- Born: Khadem al-Qubaisi September 27, 1971 (age 54) Abu Dhabi, United Arab Emirates
- Education: United Arab Emirates University
- Occupation: Former Head of the International Petroleum Investment Company

= Khadem al-Qubaisi =

Emirati businessman

Khadem Abdullah al-Qubaisi (خادم عبد الله القبيسي; born September 27, 1971) is an Emirati businessman and the former managing director of the International Petroleum Investment Company (IPIC). In 2015, he was replaced as managing director of IPIC and later investigated in a series of probes into misappropriated funds in connection with 1Malaysia Development Berhad. He was arrested in the United Arab Emirates in 2016 as part of investigations into the 1Malaysia Development Berhad scandal. In 2019, he was sentenced to 15 years in prison for corruption and money laundering.

==Life and education==
Qubaisi was born in Abu Dhabi, United Arab Emirates in 1971. He graduated from the University of the United Arab Emirates with a bachelor's degree in economics in 1993. He is married, and has four children.

== Career ==
In 1993, after graduating from university, Qubaisi joined the Abu Dhabi Investment Authority (ADIA), where he went on to become a senior financial analyst in the North American Equities Department. In 2000, he became an investment manager at International Petroleum Investment Company. In May 2007, he became managing director, and in 2011, he took the additional position as chairman of IPIC's subsidiary, Compañía Española de Petróleos. He was chairman of many other companies including NOVA Chemicals, Arabtec, Borealis AG and OMV (in both of which IPIC owns a controlling interest), Aabar Investments (an IPIC subsidiary), Falcon Private Bank, Abu Dhabi National Takaful Company, and Hakkasan Group. He was the director of Tasameem Real Estate Co. LLC, the investment company of Sheikh Mansour bin Zayed Al Nahyan, who is a deputy prime minister of the United Arab Emirates and chairman of IPIC. Qubaisi also served on the board of Bahrain's First Energy Bank.
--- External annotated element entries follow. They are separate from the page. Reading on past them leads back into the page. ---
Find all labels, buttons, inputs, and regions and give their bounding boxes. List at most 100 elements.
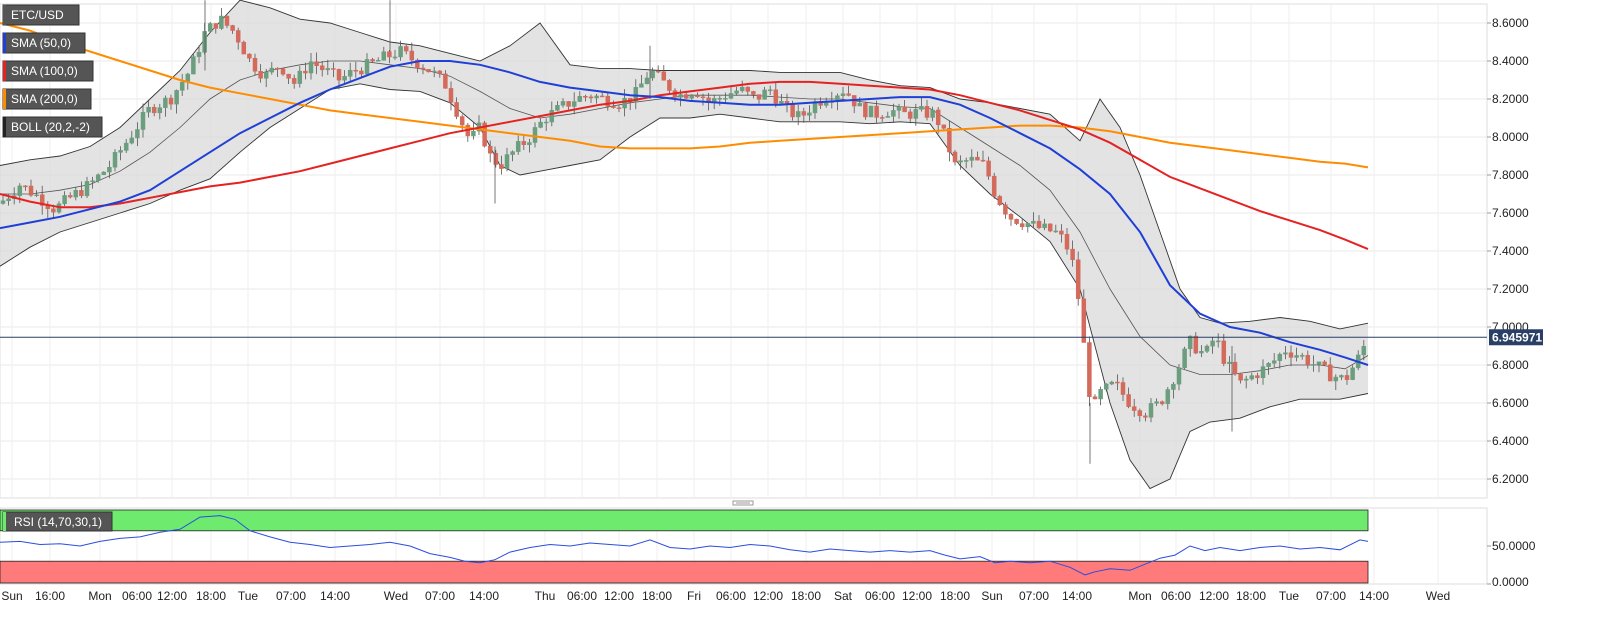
candle: [930, 106, 935, 122]
legend-color-swatch: [3, 33, 6, 53]
candle: [420, 64, 426, 75]
main-plot: [0, 0, 1487, 490]
candle: [319, 61, 325, 77]
candle: [919, 97, 924, 112]
candle: [695, 92, 700, 98]
candle: [1277, 352, 1283, 369]
candle: [219, 8, 224, 30]
candle: [510, 150, 515, 162]
candle: [275, 67, 280, 78]
candle: [207, 21, 213, 32]
candle: [196, 45, 202, 64]
time-tick-label: 12:00: [753, 589, 783, 603]
price-tick-label: 8.4000: [1492, 54, 1529, 68]
legend-item[interactable]: BOLL (20,2,-2): [2, 116, 103, 138]
price-axis: 8.6000 8.4000 8.2000 8.0000 7.8000 7.6000 7.40…: [1487, 16, 1543, 486]
candle: [252, 53, 258, 76]
candle: [1299, 352, 1305, 360]
candle: [532, 122, 538, 148]
candle: [325, 59, 331, 76]
candle: [1137, 408, 1143, 422]
candle: [1283, 346, 1288, 360]
time-tick-label: 07:00: [1019, 589, 1049, 603]
candle: [947, 120, 952, 162]
time-tick-label: Sun: [1, 589, 22, 603]
rsi-axis: 50.0000 0.0000: [1487, 539, 1536, 589]
candle: [493, 149, 499, 168]
candle: [241, 40, 247, 55]
time-tick-label: 06:00: [1161, 589, 1191, 603]
candlesticks: [0, 0, 1367, 464]
candle: [1361, 339, 1367, 361]
candle: [90, 176, 95, 189]
candle: [566, 100, 571, 110]
candle: [767, 85, 773, 96]
price-tick-label: 8.0000: [1492, 130, 1529, 144]
time-tick-label: 12:00: [902, 589, 932, 603]
candle: [331, 62, 336, 78]
legend-item[interactable]: ETC/USD: [2, 4, 80, 26]
candle: [795, 104, 801, 126]
candle: [846, 85, 851, 97]
candle: [655, 65, 661, 74]
rsi-plot: RSI (14,70,30,1): [0, 509, 1369, 584]
candle: [560, 98, 566, 108]
candle: [1316, 361, 1322, 373]
candle: [700, 93, 706, 106]
candle: [269, 62, 275, 75]
candle: [297, 66, 303, 88]
time-tick-label: Tue: [1279, 589, 1300, 603]
candle: [1131, 398, 1137, 417]
legend-item[interactable]: SMA (200,0): [2, 88, 92, 110]
time-tick-label: 07:00: [276, 589, 306, 603]
candle: [1339, 374, 1344, 381]
candle: [23, 185, 28, 191]
candle: [1103, 383, 1109, 392]
candle: [471, 122, 476, 140]
candle: [667, 79, 672, 94]
time-tick-label: Mon: [88, 589, 111, 603]
candle: [723, 92, 728, 103]
candle: [1092, 394, 1098, 400]
time-tick-label: 06:00: [865, 589, 895, 603]
candle: [364, 53, 370, 76]
candle: [1322, 360, 1327, 366]
candle: [1305, 350, 1311, 369]
rsi-legend-swatch: [3, 512, 6, 531]
candle: [140, 103, 146, 138]
price-tick-label: 6.4000: [1492, 434, 1529, 448]
candle: [924, 99, 930, 121]
bollinger-upper-line: [0, 0, 1369, 330]
legend-item[interactable]: SMA (100,0): [2, 60, 94, 82]
time-tick-label: 06:00: [716, 589, 746, 603]
candle: [1204, 344, 1210, 354]
candle: [179, 73, 185, 96]
candle: [1327, 357, 1333, 382]
candle: [717, 95, 723, 106]
legend-label: SMA (50,0): [11, 36, 71, 50]
candle: [258, 64, 263, 83]
candle: [1036, 215, 1042, 230]
candle: [426, 69, 431, 73]
candle: [728, 85, 734, 100]
rsi-legend-item[interactable]: RSI (14,70,30,1): [2, 511, 113, 532]
candle: [314, 52, 319, 75]
candle: [286, 73, 291, 85]
time-tick-label: 12:00: [604, 589, 634, 603]
candle: [1333, 374, 1339, 391]
time-tick-label: Thu: [535, 589, 556, 603]
time-tick-label: 12:00: [1199, 589, 1229, 603]
candle: [123, 138, 129, 153]
legend-item[interactable]: SMA (50,0): [2, 32, 86, 54]
candle: [1154, 398, 1159, 407]
candle: [308, 53, 314, 80]
candle: [616, 104, 622, 113]
candle: [1070, 240, 1075, 267]
current-price-tag: [1489, 329, 1543, 346]
time-tick-label: 18:00: [791, 589, 821, 603]
candle: [375, 57, 381, 62]
legend-color-swatch: [3, 5, 6, 25]
rsi-legend-label: RSI (14,70,30,1): [14, 515, 102, 529]
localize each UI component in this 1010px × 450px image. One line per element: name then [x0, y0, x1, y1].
During his time at IPIC, Qubaisi was involved in several major deals, including the 2008 bailout of Barclays.

In April 2015, Qubaisi was removed from his role as managing director of the International Petroleum Investment Company. He resigned from or was replaced in his other positions in the following months.

==Controversy==

Qubaisi was replaced as managing director of the International Petroleum Investment Company in April 2015. Following his dismissal from IPIC, he resigned or was replaced from most of his corporate roles in companies controlled by IPIC. In September of that year, a Malaysian investigative website Sarawak Report linked his dismissal to corruption allegations stemming from transactions IPIC undertook with 1Malaysia Development Berhad (1MDB), a strategic development company that became the subject of controversy when Malaysia's prime minister was accused of using it to siphon money into his personal bank accounts. In 2015, IPIC had given 1MDB $1 billion, and taken on $3.5 billion of their debt in return for some of 1MDB's assets.
In April 2016, Reuters reported that the United Arab Emirates central bank had ordered banks in the UAE to freeze and provide transaction information on bank accounts belonging to Qubaisi or Mohamed al-Husseiny, another IPIC senior official. Officials investigating misappropriated funds in connection with 1MDB said that a total of $2.4 billion that was intended to be transferred from 1MDB to Aabar Investments was instead sent to a different company, established in the British Virgin Islands by Qubaisi and al-Husseiny, called Aabar Investments PJS Ltd.

On 20 July 2016, United States federal prosecutors filed a lawsuit to seize over $1 billion in assets believed to have been stolen from 1MDB. Qubaisi was named in these lawsuits, along with al-Husseiny and several others, which added that the funds were used to purchase these assets as well as "fund the co-conspirators' lavish lifestyles." This lawsuit is noted to be the largest forfeiture complaint filed in United States history.

In 2019, The Wall Street Journal reported that Qubaisi was being forced by the Emirati authorities to give away his assets to Sheikh Mansour bin Zayed Al Nahyan's privately owned company. Post his arrest, in an interview, Qubaisi said he was being blamed as a “scapegoat” by Sheikh Mansour. “I did this deal but I did it on behalf of the government of Abu Dhabi. They are putting everything on my back,” said Qubaisi.